Captivating your audience for long periods of time can be challenging, not to mention daunting. What if they don’t find you interesting? How will you handle awkward cautions or, worse, people walking out before you have finished? Read on to see how you can make your presentations more engaging.
You’ve undoubtedly been in plenty of meetings where people have disengaged from what is going on upfront and are scrolling through their phones, nodding off, or even chatting with the person next to them. All of this can work you up into a nervous wreck and affect your ability to do what you know you are capable of sharing your ideas with the faces sitting in front of you.
The trick is to make your presentation more interactive and yourself more personable. The easier it is for you to hold their attention, the more confidence you will gain, and the better things will go. This post looks at how you can improve your presentations, make them interactive, and reduce the number of yawning mouths you see and phone screens diverting your attention from you.

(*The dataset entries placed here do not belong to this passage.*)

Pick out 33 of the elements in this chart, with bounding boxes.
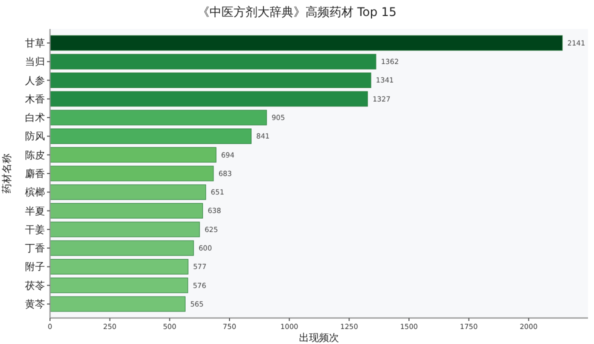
y-tick-label: 麝香 bbox=[25, 168, 45, 180]
y-tick-label: 木香 bbox=[25, 93, 45, 106]
bar bbox=[50, 166, 214, 182]
bar bbox=[50, 54, 376, 70]
bar bbox=[50, 259, 188, 274]
bar bbox=[50, 240, 194, 256]
bar bbox=[50, 222, 200, 238]
y-tick-label: 陈皮 bbox=[25, 149, 45, 162]
bar bbox=[50, 35, 563, 51]
y-tick-label: 槟榔 bbox=[25, 186, 45, 199]
chart-title: 《中医方剂大辞典》高频药材 Top 15 bbox=[197, 5, 397, 19]
y-tick-label: 人参 bbox=[25, 74, 45, 87]
bar bbox=[50, 128, 252, 144]
y-axis-title: 药材名称 bbox=[1, 154, 13, 194]
y-tick-label: 丁香 bbox=[25, 242, 45, 255]
y-tick-label: 茯苓 bbox=[25, 280, 45, 292]
x-axis-title: 出现频次 bbox=[299, 332, 339, 344]
bar bbox=[50, 72, 372, 88]
bar bbox=[50, 203, 203, 218]
bar bbox=[50, 110, 267, 126]
y-tick-label: 干姜 bbox=[25, 224, 45, 236]
y-tick-label: 甘草 bbox=[25, 37, 45, 50]
y-tick-label: 防风 bbox=[25, 130, 45, 143]
bar bbox=[50, 278, 188, 294]
y-tick-label: 白术 bbox=[25, 112, 45, 124]
bar bbox=[50, 91, 368, 107]
bar bbox=[50, 147, 216, 163]
bar bbox=[50, 184, 206, 200]
y-tick-label: 当归 bbox=[25, 56, 45, 68]
y-tick-label: 黄芩 bbox=[25, 298, 45, 311]
y-tick-label: 附子 bbox=[25, 261, 45, 274]
bar bbox=[50, 296, 186, 312]
y-tick-label: 半夏 bbox=[25, 205, 45, 218]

You want to get their attention from the get-go, which means going in with an icebreaker. Read the room and what will be more likely to go down well. A funny anecdote? A thought-provoking question, something personal yet revealing about yourself. You can tailor your icebreaker to the occasion and get it to suit the theme of your presentation.
Remove Any Unwanted Information
You don’t need to tell everyone everything right now. You want to avoid people turning off and keep them interested. Remove anything that takes you off course or isn’t vital at this point, or can cause people to lose interest. Keep information clear and concise and avoid confusing terms or vague statements. Stick to definates, especially those that you can back up.

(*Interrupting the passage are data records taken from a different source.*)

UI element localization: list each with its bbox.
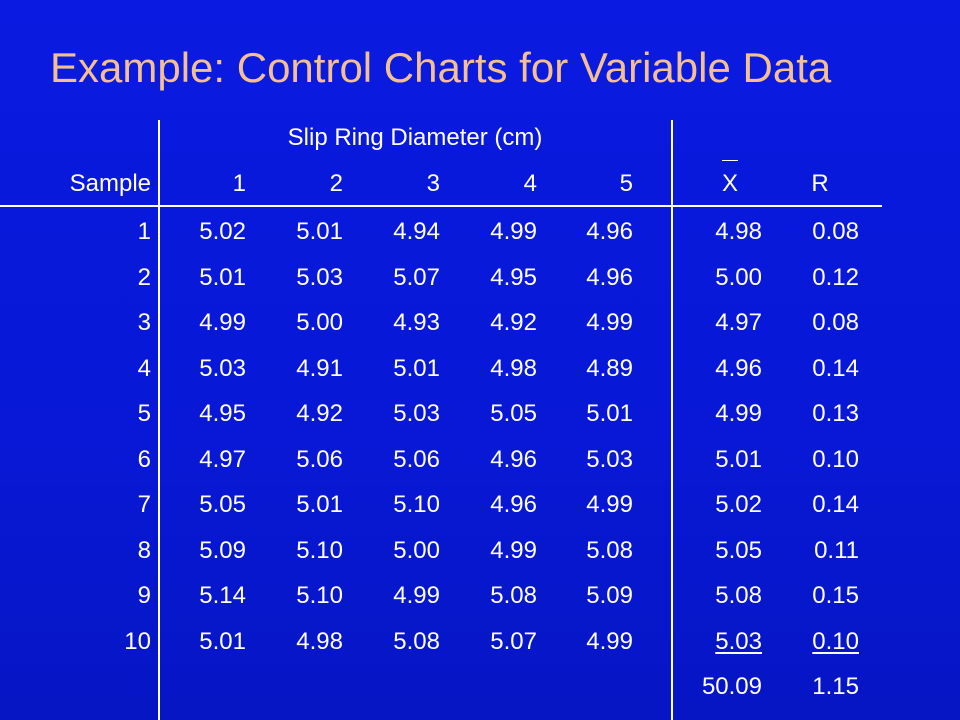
cell-obs: 5.10	[296, 582, 343, 609]
cell-obs: 4.99	[586, 309, 633, 336]
cell-range: 0.13	[812, 400, 859, 427]
cell-obs: 4.99	[490, 218, 537, 245]
cell-obs: 5.08	[490, 582, 537, 609]
cell-obs: 4.92	[296, 400, 343, 427]
cell-obs: 5.01	[296, 491, 343, 518]
cell-obs: 4.93	[393, 309, 440, 336]
cell-xbar: 5.03	[715, 628, 762, 655]
cell-obs: 4.99	[586, 628, 633, 655]
cell-sample: 10	[124, 628, 151, 655]
cell-xbar: 4.97	[715, 309, 762, 336]
header-obs-4: 4	[523, 170, 537, 197]
header-obs-3: 3	[426, 170, 440, 197]
cell-xbar: 5.00	[715, 264, 762, 291]
cell-obs: 4.94	[393, 218, 440, 245]
cell-obs: 5.00	[296, 309, 343, 336]
cell-range: 0.08	[812, 218, 859, 245]
cell-range: 0.15	[812, 582, 859, 609]
cell-obs: 4.99	[199, 309, 246, 336]
cell-obs: 5.00	[393, 537, 440, 564]
cell-obs: 4.99	[490, 537, 537, 564]
cell-range: 0.10	[812, 628, 859, 655]
cell-sample: 3	[137, 309, 151, 336]
cell-obs: 4.89	[586, 355, 633, 382]
cell-obs: 4.96	[490, 446, 537, 473]
cell-obs: 4.98	[490, 355, 537, 382]
cell-obs: 5.07	[490, 628, 537, 655]
cell-sample: 8	[137, 537, 151, 564]
cell-xbar: 5.02	[715, 491, 762, 518]
cell-obs: 5.08	[393, 628, 440, 655]
cell-obs: 5.08	[586, 537, 633, 564]
right-vertical-rule	[671, 120, 673, 720]
cell-obs: 4.91	[296, 355, 343, 382]
cell-obs: 4.96	[586, 264, 633, 291]
cell-xbar: 4.99	[715, 400, 762, 427]
cell-obs: 5.07	[393, 264, 440, 291]
cell-obs: 5.06	[393, 446, 440, 473]
cell-sample: 5	[137, 400, 151, 427]
group-header: Slip Ring Diameter (cm)	[287, 124, 543, 151]
cell-xbar: 5.08	[715, 582, 762, 609]
cell-obs: 4.95	[199, 400, 246, 427]
cell-obs: 5.14	[199, 582, 246, 609]
header-rule	[0, 205, 882, 207]
cell-obs: 4.97	[199, 446, 246, 473]
header-xbar: X	[721, 170, 738, 197]
cell-obs: 5.05	[199, 491, 246, 518]
cell-xbar: 5.01	[715, 446, 762, 473]
cell-sample: 9	[137, 582, 151, 609]
cell-obs: 4.99	[393, 582, 440, 609]
cell-obs: 5.01	[296, 218, 343, 245]
cell-obs: 5.05	[490, 400, 537, 427]
cell-obs: 5.01	[199, 264, 246, 291]
cell-sample: 2	[137, 264, 151, 291]
cell-obs: 4.96	[586, 218, 633, 245]
cell-obs: 4.96	[490, 491, 537, 518]
total-range: 1.15	[812, 673, 859, 700]
cell-range: 0.08	[812, 309, 859, 336]
cell-obs: 4.99	[586, 491, 633, 518]
header-obs-1: 1	[232, 170, 246, 197]
cell-range: 0.14	[812, 491, 859, 518]
cell-sample: 7	[137, 491, 151, 518]
cell-range: 0.12	[812, 264, 859, 291]
cell-sample: 4	[137, 355, 151, 382]
cell-obs: 5.10	[296, 537, 343, 564]
cell-obs: 4.95	[490, 264, 537, 291]
cell-obs: 4.98	[296, 628, 343, 655]
cell-obs: 5.02	[199, 218, 246, 245]
header-obs-2: 2	[329, 170, 343, 197]
cell-obs: 5.09	[199, 537, 246, 564]
cell-obs: 4.92	[490, 309, 537, 336]
header-sample: Sample	[69, 170, 151, 197]
cell-range: 0.11	[814, 537, 859, 564]
xbar-overline	[722, 160, 738, 161]
left-vertical-rule	[158, 120, 160, 720]
cell-sample: 6	[137, 446, 151, 473]
cell-sample: 1	[137, 218, 151, 245]
total-xbar: 50.09	[701, 673, 762, 700]
cell-range: 0.14	[812, 355, 859, 382]
slide-title: Example: Control Charts for Variable Dat…	[50, 44, 832, 91]
cell-xbar: 4.98	[715, 218, 762, 245]
cell-obs: 5.01	[586, 400, 633, 427]
cell-range: 0.10	[812, 446, 859, 473]
cell-obs: 5.03	[199, 355, 246, 382]
cell-obs: 5.01	[393, 355, 440, 382]
cell-xbar: 4.96	[715, 355, 762, 382]
cell-obs: 5.03	[393, 400, 440, 427]
cell-obs: 5.01	[199, 628, 246, 655]
cell-obs: 5.06	[296, 446, 343, 473]
cell-obs: 5.09	[586, 582, 633, 609]
cell-obs: 5.03	[296, 264, 343, 291]
cell-obs: 5.10	[393, 491, 440, 518]
header-range: R	[811, 170, 829, 197]
header-obs-5: 5	[619, 170, 633, 197]
cell-xbar: 5.05	[715, 537, 762, 564]
cell-obs: 5.03	[586, 446, 633, 473]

There’s an episode in Grey’s Anatomy (s6 ep15) where Dr. Miranda Bailey engages her audience by asking them questions and throwing sweets at them with the correct answers. Her fellow doctors stay engaged and follow her story with intrigue from beginning to end. In the same episode, Dr. Richard Webber engages the room by recounting personal tales of his internship. Both of these examples are excellent visuals of how to hold an audience, especially by asking questions. Whale, you don’t want to give anyone a concussion from flying sweets; you want to keep them engaged, and encouraging audience participation through questions is one way to do this. But remember, you need answers for any curveballs you are thrown, so be prepared.
Your slides should be full of text, sure they need to present the information, but they also need to represent what you are doing and be clear and engaging enough without being cluttered. Your slide deck needs to be clear, concise, and easy to use for maximum impact. You can use presentation design services to create a visually engaging presentation to support your talk.
You need to be personable for people to want to listen to you and follow you from beginning to end. This means you need to use humour or funny anecdotes to get people on the side. Let your personality shine through in what you do and what you say to help you be more engaging. Throw away the card prompts; you have rehearsed this enough, and don’t be afraid to go slightly off script to make it a more real and down-to-earth chat.
Never underestimate the power of eye contact during a presentation. Making eye contact with your audience allows you to make a more personal connection. Try not to stare at people or just focus on one person or section of the crowd. Move around, connect with different people in different parts in a seemingly sporadic manner, and make it feel like you are talking to them and them alone before moving on to someone else.
Your body language is a direct reflection of how you are feeling. Arms crossed and hunched shoulders will indicate you aren’t feeling positive and will create barriers between you, your words, and your audience.
Control your gestures, make open and encompassing movements, and avoid closing yourself off. Keep your head held high and project that confidence as you stand up front, even if you don’t feel it.
Making your presentations stand out and more engaging means oy need to pay attention to how you present it, not just what is in the presentation itself. You are responsible for selling the small details, and you should think of yourself as part of the presentation. Think back to any you have been to and what stood out for you for the right and wrong reasons, and make sure to include or avoid as appropriate.